A Practical Guide to Red-Teaming LLMs

Why This Matters

Most organisations deploying LLMs have no systematic way to test their security boundaries. They ship a system prompt and hope for the best.

I’ve spent the past year testing LLM applications, both commercially and through bug bounty programmes. The patterns are remarkably consistent.

Common Attack Surfaces

Prompt injection (still the big one)

Despite years of awareness, most LLM applications remain vulnerable to some form of prompt injection. The fundamental issue hasn’t changed: LLMs can’t reliably distinguish instructions from data.

Tool-use abuse

When LLMs have access to tools (APIs, databases, file systems), attackers can manipulate the model into making unintended tool calls. This is often more impactful than getting the model to say something it shouldn’t.

Context window poisoning

In RAG systems, attackers can inject adversarial content into the knowledge base. The model then retrieves and acts on this content as if it were trustworthy.

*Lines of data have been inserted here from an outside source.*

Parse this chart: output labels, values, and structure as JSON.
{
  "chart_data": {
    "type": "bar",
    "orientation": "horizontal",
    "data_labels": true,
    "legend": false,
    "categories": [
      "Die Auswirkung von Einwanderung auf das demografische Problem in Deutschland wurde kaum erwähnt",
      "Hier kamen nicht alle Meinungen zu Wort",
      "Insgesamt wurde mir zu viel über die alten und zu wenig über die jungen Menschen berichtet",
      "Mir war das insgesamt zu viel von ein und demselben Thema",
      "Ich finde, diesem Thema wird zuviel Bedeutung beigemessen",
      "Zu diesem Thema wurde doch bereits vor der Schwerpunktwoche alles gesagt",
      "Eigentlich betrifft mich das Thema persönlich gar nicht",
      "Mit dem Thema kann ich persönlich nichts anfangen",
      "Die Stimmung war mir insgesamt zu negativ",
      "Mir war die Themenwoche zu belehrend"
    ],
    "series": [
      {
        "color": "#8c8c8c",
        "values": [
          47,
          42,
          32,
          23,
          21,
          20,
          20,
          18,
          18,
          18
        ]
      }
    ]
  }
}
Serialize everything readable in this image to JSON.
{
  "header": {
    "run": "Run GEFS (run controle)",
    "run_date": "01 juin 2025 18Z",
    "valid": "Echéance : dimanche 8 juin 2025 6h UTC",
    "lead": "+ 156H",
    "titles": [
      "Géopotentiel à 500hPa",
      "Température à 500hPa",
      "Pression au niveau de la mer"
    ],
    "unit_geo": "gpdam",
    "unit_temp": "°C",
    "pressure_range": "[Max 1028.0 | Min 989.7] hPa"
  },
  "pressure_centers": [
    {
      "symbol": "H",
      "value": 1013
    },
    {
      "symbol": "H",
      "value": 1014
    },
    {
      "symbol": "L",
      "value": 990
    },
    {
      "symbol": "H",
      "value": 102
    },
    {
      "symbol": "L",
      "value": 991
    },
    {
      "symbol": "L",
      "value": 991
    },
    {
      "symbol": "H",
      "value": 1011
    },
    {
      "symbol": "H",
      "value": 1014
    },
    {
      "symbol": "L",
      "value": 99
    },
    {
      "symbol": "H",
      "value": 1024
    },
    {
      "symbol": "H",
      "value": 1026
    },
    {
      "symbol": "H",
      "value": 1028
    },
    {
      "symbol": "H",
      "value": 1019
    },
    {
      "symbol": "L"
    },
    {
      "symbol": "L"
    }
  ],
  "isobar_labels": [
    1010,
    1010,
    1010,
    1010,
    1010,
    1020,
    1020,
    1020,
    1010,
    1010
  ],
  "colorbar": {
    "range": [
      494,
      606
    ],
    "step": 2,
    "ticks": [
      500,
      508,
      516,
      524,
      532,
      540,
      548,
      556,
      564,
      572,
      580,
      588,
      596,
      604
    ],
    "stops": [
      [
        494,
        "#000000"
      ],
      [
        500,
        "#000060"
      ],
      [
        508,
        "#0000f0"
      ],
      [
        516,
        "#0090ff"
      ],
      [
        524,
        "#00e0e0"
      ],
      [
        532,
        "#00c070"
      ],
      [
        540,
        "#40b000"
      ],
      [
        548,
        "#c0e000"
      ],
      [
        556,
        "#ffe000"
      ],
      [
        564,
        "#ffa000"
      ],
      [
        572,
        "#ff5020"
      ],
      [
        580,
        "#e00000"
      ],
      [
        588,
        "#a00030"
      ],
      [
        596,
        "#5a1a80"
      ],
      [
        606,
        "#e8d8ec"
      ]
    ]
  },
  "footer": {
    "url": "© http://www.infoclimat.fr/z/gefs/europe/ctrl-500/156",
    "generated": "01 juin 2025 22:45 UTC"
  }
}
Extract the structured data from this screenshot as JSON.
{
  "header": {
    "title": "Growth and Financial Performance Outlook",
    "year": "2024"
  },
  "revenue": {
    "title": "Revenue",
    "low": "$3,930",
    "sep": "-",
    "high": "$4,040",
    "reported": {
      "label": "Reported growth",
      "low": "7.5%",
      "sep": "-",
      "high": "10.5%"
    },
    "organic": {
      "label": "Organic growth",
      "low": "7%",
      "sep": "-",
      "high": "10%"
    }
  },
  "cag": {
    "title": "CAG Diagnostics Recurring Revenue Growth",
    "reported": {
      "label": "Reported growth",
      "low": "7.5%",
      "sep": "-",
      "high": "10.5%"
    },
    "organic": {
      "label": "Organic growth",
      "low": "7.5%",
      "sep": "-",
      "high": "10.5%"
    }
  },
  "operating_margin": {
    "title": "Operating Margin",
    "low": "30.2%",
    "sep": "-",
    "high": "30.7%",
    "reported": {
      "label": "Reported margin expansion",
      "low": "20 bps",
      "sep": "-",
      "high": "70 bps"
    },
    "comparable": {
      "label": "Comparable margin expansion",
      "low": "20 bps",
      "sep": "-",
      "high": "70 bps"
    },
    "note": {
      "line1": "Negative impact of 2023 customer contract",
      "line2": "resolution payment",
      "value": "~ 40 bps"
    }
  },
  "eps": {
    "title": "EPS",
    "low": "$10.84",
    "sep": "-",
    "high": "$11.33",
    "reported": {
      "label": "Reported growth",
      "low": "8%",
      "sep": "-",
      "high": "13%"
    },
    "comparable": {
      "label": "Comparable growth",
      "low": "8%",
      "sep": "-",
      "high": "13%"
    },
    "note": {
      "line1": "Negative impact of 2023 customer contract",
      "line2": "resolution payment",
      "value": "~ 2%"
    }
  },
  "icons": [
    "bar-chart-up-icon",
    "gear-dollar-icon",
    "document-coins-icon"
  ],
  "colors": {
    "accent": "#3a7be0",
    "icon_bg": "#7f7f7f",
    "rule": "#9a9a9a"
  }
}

Defences That Actually Help

Input/output filtering. Blunt but effective as a first layer
Principle of least privilege. Limit what tools the LLM can access
Human-in-the-loop. For high-impact actions, require confirmation
Monitoring and alerting. Log everything, flag anomalies

Defences That Don’t Help Much

“Please don’t do anything harmful” in the system prompt
Relying solely on the model’s built-in safety training
Blocklists of specific attack strings

The arms race continues. Build defence in depth and assume your model will be compromised.